In any rhinoplasty procedure, structural support in the nose is paramount for natural, beautiful, and lasting results. Structural support is also a prerequisite for sustained functional breathing. The upper third of the nose is supported with the nasal bones, and the bony portion of the nasal septum (the midline wall inside the nose). Cartilage comprises the support for the lower two thirds of the nose, including the front part of the septum, and upper lateral cartilages (attached to the nasal bones), and the nasal tip cartilages (alar cartilages). Cartilage damage to the nose secondary to past rhinoplasty, assault injuries, sports or motor vehicle injuries, drug use, or autoimmune vascular compromise, can lead to deformation or collapse of the involved sites. Restoration of form and function during rhinoplasty often requires the use of cartilage as graft material. Typically, septum cartilage (the wall in the middle of the nose) is the best source material during rhinoplasty.
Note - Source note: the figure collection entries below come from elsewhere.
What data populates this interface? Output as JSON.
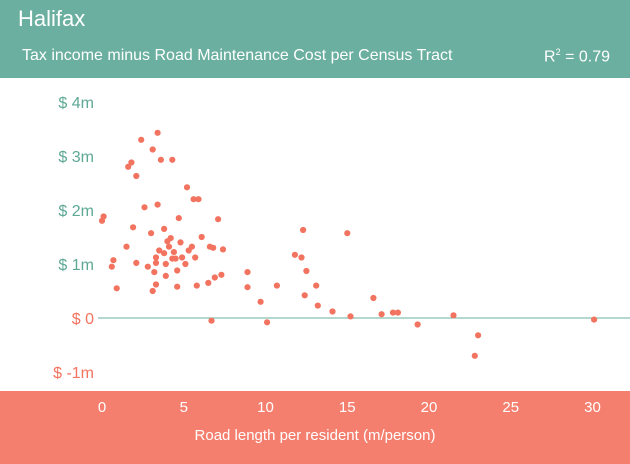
{
  "colors": {
    "header_bg": "#6aaf9f",
    "footer_bg": "#f47f6e",
    "point": "#f2735f",
    "zero_line": "#6aaf9f",
    "y_tick_positive": "#5ea894",
    "y_tick_nonpositive": "#f2735f",
    "x_tick": "#ffffff"
  },
  "header": {
    "title": "Halifax",
    "subtitle": "Tax income minus Road Maintenance Cost per Census Tract",
    "r2_label": "R",
    "r2_sup": "2",
    "r2_value": " = 0.79"
  },
  "chart_data": {
    "type": "scatter",
    "title": "Tax income minus Road Maintenance Cost per Census Tract",
    "xlabel": "Road length per resident (m/person)",
    "ylabel": "",
    "xlim": [
      -1.2,
      33.5
    ],
    "ylim": [
      -1.35,
      4.35
    ],
    "x_ticks": [
      0,
      5,
      10,
      15,
      20,
      25,
      30
    ],
    "x_tick_labels": [
      "0",
      "5",
      "10",
      "15",
      "20",
      "25",
      "30"
    ],
    "y_ticks": [
      4,
      3,
      2,
      1,
      0,
      -1
    ],
    "y_tick_labels": [
      "$ 4m",
      "$ 3m",
      "$ 2m",
      "$ 1m",
      "$ 0",
      "$ -1m"
    ],
    "annotation": "R² = 0.79",
    "grid": false,
    "zero_line": true,
    "points": [
      [
        0.0,
        1.8
      ],
      [
        0.1,
        1.88
      ],
      [
        0.6,
        0.95
      ],
      [
        0.7,
        1.07
      ],
      [
        0.9,
        0.55
      ],
      [
        1.5,
        1.32
      ],
      [
        1.6,
        2.8
      ],
      [
        1.8,
        2.88
      ],
      [
        1.9,
        1.68
      ],
      [
        2.1,
        2.63
      ],
      [
        2.1,
        1.02
      ],
      [
        2.4,
        3.3
      ],
      [
        2.6,
        2.05
      ],
      [
        2.8,
        0.95
      ],
      [
        3.0,
        1.57
      ],
      [
        3.1,
        3.12
      ],
      [
        3.3,
        1.12
      ],
      [
        3.3,
        1.02
      ],
      [
        3.1,
        0.5
      ],
      [
        3.2,
        0.85
      ],
      [
        3.3,
        0.62
      ],
      [
        3.4,
        3.43
      ],
      [
        3.4,
        2.1
      ],
      [
        3.5,
        1.25
      ],
      [
        3.6,
        2.93
      ],
      [
        3.8,
        1.65
      ],
      [
        3.8,
        1.2
      ],
      [
        3.9,
        1.0
      ],
      [
        3.9,
        0.78
      ],
      [
        4.0,
        1.42
      ],
      [
        4.2,
        1.48
      ],
      [
        4.3,
        2.93
      ],
      [
        4.3,
        1.1
      ],
      [
        4.1,
        1.32
      ],
      [
        4.4,
        1.22
      ],
      [
        4.5,
        1.1
      ],
      [
        4.6,
        0.88
      ],
      [
        4.6,
        0.58
      ],
      [
        4.7,
        1.85
      ],
      [
        4.8,
        1.4
      ],
      [
        4.9,
        1.12
      ],
      [
        5.1,
        1.0
      ],
      [
        5.2,
        2.42
      ],
      [
        5.3,
        1.25
      ],
      [
        5.5,
        1.32
      ],
      [
        5.6,
        2.2
      ],
      [
        5.7,
        1.12
      ],
      [
        5.8,
        0.6
      ],
      [
        5.9,
        2.2
      ],
      [
        6.1,
        1.5
      ],
      [
        6.5,
        0.65
      ],
      [
        6.6,
        1.32
      ],
      [
        6.8,
        1.3
      ],
      [
        6.9,
        0.75
      ],
      [
        7.1,
        1.83
      ],
      [
        7.3,
        0.8
      ],
      [
        7.4,
        1.27
      ],
      [
        6.7,
        -0.05
      ],
      [
        8.9,
        0.85
      ],
      [
        8.9,
        0.57
      ],
      [
        9.7,
        0.3
      ],
      [
        10.1,
        -0.08
      ],
      [
        10.7,
        0.6
      ],
      [
        11.8,
        1.17
      ],
      [
        12.2,
        1.12
      ],
      [
        12.3,
        1.63
      ],
      [
        12.5,
        0.87
      ],
      [
        12.4,
        0.42
      ],
      [
        13.1,
        0.6
      ],
      [
        13.2,
        0.23
      ],
      [
        14.1,
        0.12
      ],
      [
        15.0,
        1.57
      ],
      [
        15.2,
        0.03
      ],
      [
        16.6,
        0.37
      ],
      [
        17.1,
        0.07
      ],
      [
        17.8,
        0.1
      ],
      [
        18.1,
        0.1
      ],
      [
        19.3,
        -0.12
      ],
      [
        21.5,
        0.05
      ],
      [
        22.8,
        -0.7
      ],
      [
        23.0,
        -0.32
      ],
      [
        30.1,
        -0.03
      ]
    ]
  }
}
However, septum cartilage may not be available or insufficient for intended use during rhinoplasty. In such cases, we can use ear cartilage or rib cartilage. Rib cartilage has several advantages: it is plentiful, strong, and straight. In instances of major nasal reconstruction, rib cartilage is our go-to source material for rhinoplasty.
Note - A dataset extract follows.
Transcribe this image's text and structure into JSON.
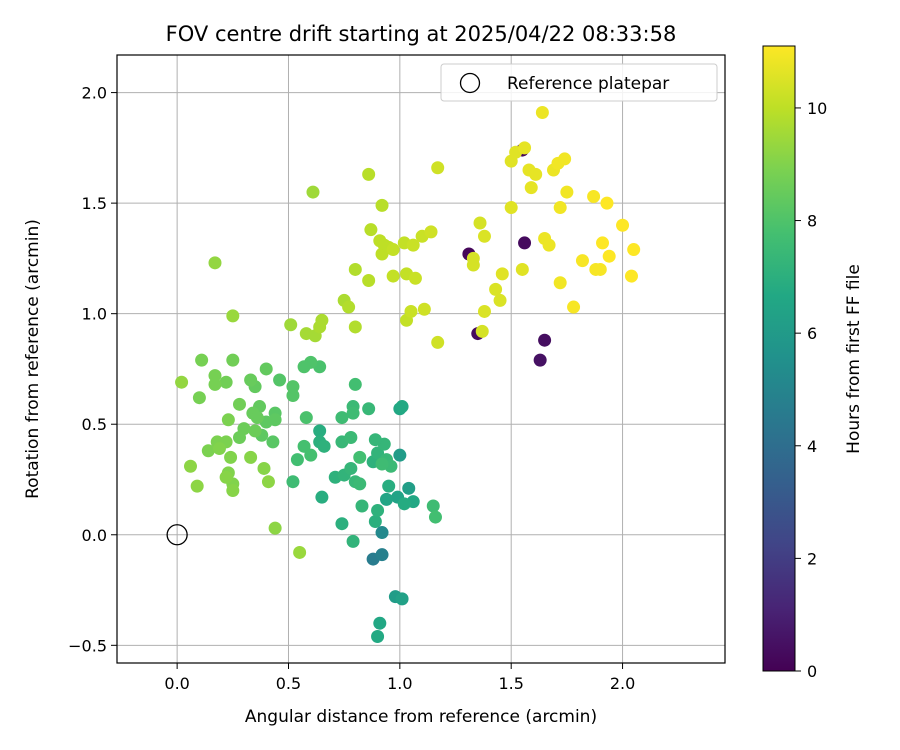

There are two possible sources for rib cartilage: rib cartilage harvested from the patient (autologous), and rib cartilage available from commercial suppliers of cadaveric tissue. In general, we prefer autologous rib cartilage because of lower risk of rejection or infection. Additionally, the autologous cartilage quality is often superior since cadaveric rib is manipulated chemically and with radiation to eliminate any active biologic or infectious materials from the donor. Autologous rib is easier to shave, contour, and manipulate.
Autologous rib cartilage is harvested as a precursor to rhinoplasty. The procedure takes one hour to perform. We commonly use the sixth or seventh rib from the right side of the chest. The small incision in the chest results in a well-hidden scar. There is no visible depression or deformity at the site of rib harvest. The rib cartilage is then cut into appropriate grafts to be used during rhinoplasty. The cadaveric cartilage has the advantage of being available off-the-shelf in a frozen package. There is no additional incisions or surgical time.
In choosing which source of rib cartilage during rhinoplasty, we have a thorough discussion with each patient in reviewing the advantages and risks of autologous cartilage vs cadaveric rib cartilage. In the older patients, who may be at risk for additional time under general anesthesia, we favor the cadaver rib option. In healthy and younger patients, in patients with vascular compromise such as Wegener’s, and in cases where large volumes of cartilage are necessary such as saddle nose deformity, we recommend autologous rib cartilage. The ultimate decision on which option to use is made jointly with the patient.
The most common scenarios for use of rib cartilage are revision rhinoplasties. In cases of failed rhinoplasty, often too much supporting cartilage is removed, resulting in a bridge that is too low, nasal tip that is pinched, or a tip that is excessively upturned. Rib cartilage is also commonly used in patients who develop saddle nose deformity. Saddle nose is collapse of the middle part of the nose due to loss of support from the septum, usually seen in patients with autoimmune vascular problems or associated with septum perforation due to use of recreational drugs. Traumatic deformities of the nose are the next common indication for rib cartilage rhinoplasty. Having had extensive experience in harvest of autologous rib cartilage and performance of reconstructive and revision rhinoplasties, Dr Khosh is uniquely qualified to address the most intricate and complicated rhinoplasty cases.